En effet, si les pouvoirs adjudicateurs peuvent établir librement la méthode de notation des offres, cette liberté n’est toutefois pas absolue. Ainsi, la haute juridiction administrative souligne que « ces méthodes de notation sont entachées d'irrégularité si, en méconnaissance des principes fondamentaux d'égalité de traitement des candidats et de transparence des procédures, elles sont par elles-mêmes de nature à priver de leur portée les critères de sélection ou à neutraliser leur pondération et sont, de ce fait, susceptibles de conduire, pour la mise en œuvre de chaque critère, à ce que la meilleure note ne soit pas attribuée à la meilleure offre, ou, au regard de l'ensemble des critères pondérés, à ce que l'offre économiquement la plus avantageuse ne soit pas choisie ».

Or, la méthode de notation adoptée en l’espèce par la commune avait conduit à neutraliser le critère du prix de sorte que les offres ne pouvaient être différenciées qu’au regard des autres critères de sélection. Cette méthode était ainsi susceptible de conduire à ce que l’offre économiquement la plus avantageuse ne soit pas choisie, contrairement à ce que prévoit l’article 53 du Code des marchés publics.

À cet égard, il est d’ailleurs intéressant de relever que la méthode adoptée, pour la mise en œuvre du critère du prix, reposait notamment sur l’écart entre le prix de l’offre notée et le prix de l’offre la plus basse. Comme le relève le Guide des prix dans les marchés publics publié par la direction des Affaires juridiques (DAJ) du ministère de l’Économie et des Finances, le choix d’une telle méthode peut s’avérer risqué, notamment en cas d’offres économiquement déraisonnables mais non irrégulières.

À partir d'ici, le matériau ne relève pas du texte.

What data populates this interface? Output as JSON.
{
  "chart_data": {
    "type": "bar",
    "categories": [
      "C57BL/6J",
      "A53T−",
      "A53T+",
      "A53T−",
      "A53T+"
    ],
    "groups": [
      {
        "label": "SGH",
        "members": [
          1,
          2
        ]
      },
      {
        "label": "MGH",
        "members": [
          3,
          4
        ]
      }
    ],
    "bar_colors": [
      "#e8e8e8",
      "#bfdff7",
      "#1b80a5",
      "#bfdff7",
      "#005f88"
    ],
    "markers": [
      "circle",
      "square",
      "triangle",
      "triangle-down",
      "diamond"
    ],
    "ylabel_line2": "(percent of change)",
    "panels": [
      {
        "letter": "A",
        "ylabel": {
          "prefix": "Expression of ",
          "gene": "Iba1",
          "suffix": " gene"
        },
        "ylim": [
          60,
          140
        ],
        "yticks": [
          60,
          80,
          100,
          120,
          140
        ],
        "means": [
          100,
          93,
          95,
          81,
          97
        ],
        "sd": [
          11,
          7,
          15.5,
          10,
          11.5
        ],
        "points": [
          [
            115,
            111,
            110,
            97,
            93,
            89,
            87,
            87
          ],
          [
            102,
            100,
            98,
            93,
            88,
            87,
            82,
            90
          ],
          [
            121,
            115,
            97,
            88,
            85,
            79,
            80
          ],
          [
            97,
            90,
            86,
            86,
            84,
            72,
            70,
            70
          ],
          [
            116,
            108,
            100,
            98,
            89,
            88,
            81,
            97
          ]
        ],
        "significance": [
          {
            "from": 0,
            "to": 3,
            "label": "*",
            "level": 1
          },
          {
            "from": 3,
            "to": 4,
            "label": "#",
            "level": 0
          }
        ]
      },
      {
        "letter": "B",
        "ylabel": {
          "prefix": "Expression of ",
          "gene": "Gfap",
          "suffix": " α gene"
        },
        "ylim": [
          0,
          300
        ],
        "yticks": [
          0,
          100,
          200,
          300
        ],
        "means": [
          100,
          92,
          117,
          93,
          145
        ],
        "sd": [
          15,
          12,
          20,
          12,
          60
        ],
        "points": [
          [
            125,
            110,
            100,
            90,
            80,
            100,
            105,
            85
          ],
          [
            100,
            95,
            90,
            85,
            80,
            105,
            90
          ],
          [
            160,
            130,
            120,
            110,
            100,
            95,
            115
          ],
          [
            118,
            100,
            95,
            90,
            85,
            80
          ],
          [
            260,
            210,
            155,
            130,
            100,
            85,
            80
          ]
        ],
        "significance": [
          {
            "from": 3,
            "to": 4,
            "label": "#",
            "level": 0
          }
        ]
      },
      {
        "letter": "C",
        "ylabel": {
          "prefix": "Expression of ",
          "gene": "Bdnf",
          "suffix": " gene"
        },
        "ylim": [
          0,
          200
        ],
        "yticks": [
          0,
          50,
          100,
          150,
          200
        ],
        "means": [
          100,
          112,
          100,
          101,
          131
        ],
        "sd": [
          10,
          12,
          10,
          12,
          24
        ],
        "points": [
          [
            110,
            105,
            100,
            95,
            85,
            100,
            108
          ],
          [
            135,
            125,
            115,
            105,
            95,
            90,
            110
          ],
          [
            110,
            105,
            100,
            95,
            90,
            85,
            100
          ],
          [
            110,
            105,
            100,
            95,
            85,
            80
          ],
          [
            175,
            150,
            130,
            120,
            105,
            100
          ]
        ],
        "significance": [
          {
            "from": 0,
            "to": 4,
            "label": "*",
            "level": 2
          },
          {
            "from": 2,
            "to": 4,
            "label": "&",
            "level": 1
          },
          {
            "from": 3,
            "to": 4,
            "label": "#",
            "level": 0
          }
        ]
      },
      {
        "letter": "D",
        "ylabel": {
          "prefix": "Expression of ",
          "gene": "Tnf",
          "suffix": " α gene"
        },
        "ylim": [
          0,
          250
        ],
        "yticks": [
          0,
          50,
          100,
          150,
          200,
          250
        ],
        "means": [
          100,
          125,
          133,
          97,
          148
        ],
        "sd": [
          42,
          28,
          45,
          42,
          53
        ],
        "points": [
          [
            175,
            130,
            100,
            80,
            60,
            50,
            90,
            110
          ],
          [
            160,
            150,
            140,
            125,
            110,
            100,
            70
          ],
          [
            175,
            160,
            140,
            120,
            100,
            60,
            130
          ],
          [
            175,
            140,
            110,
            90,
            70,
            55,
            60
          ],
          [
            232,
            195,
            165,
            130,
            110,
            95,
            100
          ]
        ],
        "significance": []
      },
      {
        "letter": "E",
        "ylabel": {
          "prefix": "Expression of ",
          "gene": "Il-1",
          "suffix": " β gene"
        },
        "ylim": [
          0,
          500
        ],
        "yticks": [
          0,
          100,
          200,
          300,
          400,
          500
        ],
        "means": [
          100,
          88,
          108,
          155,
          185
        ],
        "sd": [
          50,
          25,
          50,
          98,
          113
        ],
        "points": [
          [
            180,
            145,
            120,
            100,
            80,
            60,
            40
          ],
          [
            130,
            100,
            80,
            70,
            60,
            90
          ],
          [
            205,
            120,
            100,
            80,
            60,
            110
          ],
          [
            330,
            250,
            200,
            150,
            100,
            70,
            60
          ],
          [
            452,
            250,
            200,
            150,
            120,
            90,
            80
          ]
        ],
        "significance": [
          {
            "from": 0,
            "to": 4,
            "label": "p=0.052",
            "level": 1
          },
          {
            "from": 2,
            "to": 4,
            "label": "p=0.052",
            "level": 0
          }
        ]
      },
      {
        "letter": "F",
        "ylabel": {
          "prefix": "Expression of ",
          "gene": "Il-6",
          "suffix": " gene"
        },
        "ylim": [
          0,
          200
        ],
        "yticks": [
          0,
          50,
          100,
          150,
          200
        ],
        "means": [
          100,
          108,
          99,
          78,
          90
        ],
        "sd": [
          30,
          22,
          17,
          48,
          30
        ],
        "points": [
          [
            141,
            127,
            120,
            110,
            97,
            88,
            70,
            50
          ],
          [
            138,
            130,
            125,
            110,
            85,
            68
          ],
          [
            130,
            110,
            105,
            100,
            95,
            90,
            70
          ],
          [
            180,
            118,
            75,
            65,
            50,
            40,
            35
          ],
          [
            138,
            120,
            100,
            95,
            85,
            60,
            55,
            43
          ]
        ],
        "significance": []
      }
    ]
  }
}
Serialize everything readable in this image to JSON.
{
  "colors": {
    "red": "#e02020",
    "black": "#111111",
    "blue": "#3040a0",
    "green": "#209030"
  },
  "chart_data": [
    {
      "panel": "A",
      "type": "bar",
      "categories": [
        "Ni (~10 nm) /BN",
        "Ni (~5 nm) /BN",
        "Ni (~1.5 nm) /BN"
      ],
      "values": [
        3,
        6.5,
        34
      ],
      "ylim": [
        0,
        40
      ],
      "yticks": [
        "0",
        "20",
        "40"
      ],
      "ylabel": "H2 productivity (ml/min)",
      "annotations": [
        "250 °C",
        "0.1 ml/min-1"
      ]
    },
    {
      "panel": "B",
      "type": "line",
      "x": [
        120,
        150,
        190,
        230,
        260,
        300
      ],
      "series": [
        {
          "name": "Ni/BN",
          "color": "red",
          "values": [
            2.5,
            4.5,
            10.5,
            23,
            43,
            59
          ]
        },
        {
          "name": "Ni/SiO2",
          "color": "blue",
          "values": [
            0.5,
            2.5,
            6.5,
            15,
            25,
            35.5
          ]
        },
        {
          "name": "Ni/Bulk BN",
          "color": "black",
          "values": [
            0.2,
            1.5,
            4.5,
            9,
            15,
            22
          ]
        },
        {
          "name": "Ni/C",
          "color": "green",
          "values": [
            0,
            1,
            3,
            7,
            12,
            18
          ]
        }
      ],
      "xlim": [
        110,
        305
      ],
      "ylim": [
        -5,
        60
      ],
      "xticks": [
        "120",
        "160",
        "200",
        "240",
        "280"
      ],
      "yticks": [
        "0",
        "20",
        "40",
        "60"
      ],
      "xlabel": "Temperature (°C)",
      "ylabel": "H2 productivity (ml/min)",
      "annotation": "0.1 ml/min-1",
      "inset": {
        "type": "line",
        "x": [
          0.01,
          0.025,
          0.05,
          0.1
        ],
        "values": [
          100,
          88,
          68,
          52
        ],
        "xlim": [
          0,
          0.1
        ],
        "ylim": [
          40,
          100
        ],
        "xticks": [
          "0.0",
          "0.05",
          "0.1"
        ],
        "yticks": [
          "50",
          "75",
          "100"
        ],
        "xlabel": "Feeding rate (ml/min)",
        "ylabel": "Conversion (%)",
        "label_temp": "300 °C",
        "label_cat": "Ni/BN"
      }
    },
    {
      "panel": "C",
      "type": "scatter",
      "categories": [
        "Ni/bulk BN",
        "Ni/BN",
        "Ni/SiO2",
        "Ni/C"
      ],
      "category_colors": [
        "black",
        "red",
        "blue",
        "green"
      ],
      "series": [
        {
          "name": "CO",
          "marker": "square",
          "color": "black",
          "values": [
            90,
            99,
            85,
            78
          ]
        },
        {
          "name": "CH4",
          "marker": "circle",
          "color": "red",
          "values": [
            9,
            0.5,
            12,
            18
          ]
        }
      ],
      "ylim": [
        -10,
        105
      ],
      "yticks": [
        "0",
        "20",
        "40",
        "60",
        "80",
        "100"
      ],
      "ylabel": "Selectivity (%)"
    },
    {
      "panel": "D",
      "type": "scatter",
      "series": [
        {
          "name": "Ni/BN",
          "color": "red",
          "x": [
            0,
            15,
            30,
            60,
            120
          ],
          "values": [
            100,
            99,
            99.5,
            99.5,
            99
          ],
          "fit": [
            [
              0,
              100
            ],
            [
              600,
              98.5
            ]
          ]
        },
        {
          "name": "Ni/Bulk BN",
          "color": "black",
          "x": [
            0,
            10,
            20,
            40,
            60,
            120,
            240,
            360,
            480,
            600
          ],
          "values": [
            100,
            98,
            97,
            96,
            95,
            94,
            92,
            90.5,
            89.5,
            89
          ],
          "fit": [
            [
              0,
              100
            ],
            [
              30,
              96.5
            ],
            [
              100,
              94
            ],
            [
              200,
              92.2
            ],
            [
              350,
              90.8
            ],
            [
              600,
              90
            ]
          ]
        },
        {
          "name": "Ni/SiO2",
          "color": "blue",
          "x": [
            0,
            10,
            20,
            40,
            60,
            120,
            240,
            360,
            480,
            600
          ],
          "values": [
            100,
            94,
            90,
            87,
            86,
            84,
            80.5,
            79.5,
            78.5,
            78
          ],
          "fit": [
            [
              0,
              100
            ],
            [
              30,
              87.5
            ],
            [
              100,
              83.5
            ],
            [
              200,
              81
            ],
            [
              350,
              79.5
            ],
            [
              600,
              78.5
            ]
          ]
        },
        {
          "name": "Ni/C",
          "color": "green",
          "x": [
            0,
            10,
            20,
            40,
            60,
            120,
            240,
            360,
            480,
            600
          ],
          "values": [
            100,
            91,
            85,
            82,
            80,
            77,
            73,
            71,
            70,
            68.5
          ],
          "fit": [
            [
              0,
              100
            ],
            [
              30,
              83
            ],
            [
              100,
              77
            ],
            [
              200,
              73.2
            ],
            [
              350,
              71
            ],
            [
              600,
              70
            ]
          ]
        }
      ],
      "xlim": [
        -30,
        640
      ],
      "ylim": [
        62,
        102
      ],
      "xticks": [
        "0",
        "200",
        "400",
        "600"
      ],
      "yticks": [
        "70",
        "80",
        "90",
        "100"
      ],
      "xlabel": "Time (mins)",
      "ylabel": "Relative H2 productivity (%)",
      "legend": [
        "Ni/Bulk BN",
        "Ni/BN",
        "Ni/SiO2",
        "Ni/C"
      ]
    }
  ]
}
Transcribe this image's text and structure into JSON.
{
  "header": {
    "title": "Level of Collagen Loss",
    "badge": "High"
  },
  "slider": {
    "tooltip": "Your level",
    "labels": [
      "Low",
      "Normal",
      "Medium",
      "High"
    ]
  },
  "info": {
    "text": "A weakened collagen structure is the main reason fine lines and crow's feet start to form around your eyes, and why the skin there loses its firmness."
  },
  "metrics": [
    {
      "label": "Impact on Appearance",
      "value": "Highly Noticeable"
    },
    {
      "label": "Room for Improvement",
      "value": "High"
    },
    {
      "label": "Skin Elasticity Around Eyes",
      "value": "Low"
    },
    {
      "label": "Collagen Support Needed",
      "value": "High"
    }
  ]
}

Cet arrêt est également l’occasion pour le Conseil d’État de préciser l’impossibilité, pour le pouvoir adjudicateur, de régulariser pareil vice dans le choix de la méthode de notation des offres. La commune de Belleville-sur-Loire s’était effectivement prévalue d’avoir publié sa méthode de notation dans l’avis d’appel public à la concurrence. L’information des candidats étant acquise, la méthode de notation viciée devait, selon le pouvoir adjudicateur, être régularisée.

D’aucuns auraient pu y voir un prolongement de la jurisprudence administrative en ce qui concerne le principe de loyauté contractuelle (CE, 28 déc. 2009, Commune de Béziers, n° 304802). En effet, la commune avait publié sa méthode de notation alors même qu’elle n’y était pas contrainte (CE, 21 mai 2010, Commune d’Ajaccio, n° 333737). Par ailleurs, l’ensemble des candidats avaient été informés de la méthode de notation et avaient ainsi pu adapter leur offre.

Tel ne fût cependant pas l’avis du Conseil d’État qui rejeta de façon lapidaire ce moyen soulevé par la commune de Belleville-sur-Loire.

Cet arrêt permet donc à la haute juridiction administrative de rappeler aux pouvoirs adjudicateurs leurs obligations quant au respect des principes d’égalité de traitement des candidats et de transparence des procédures lors du choix de leurs méthodes de notation. Celles-ci ne doivent pas effectivement être susceptibles de conduire à ce que l’offre économiquement la plus avantageuse ne soit pas choisie. Enfin, c’est donc sur le terrain du principe de loyauté contractuelle que la solution du Conseil d’État s’illustre en rejetant tout moyen tendant à régulariser un tel vice dans la méthode de notation des offres.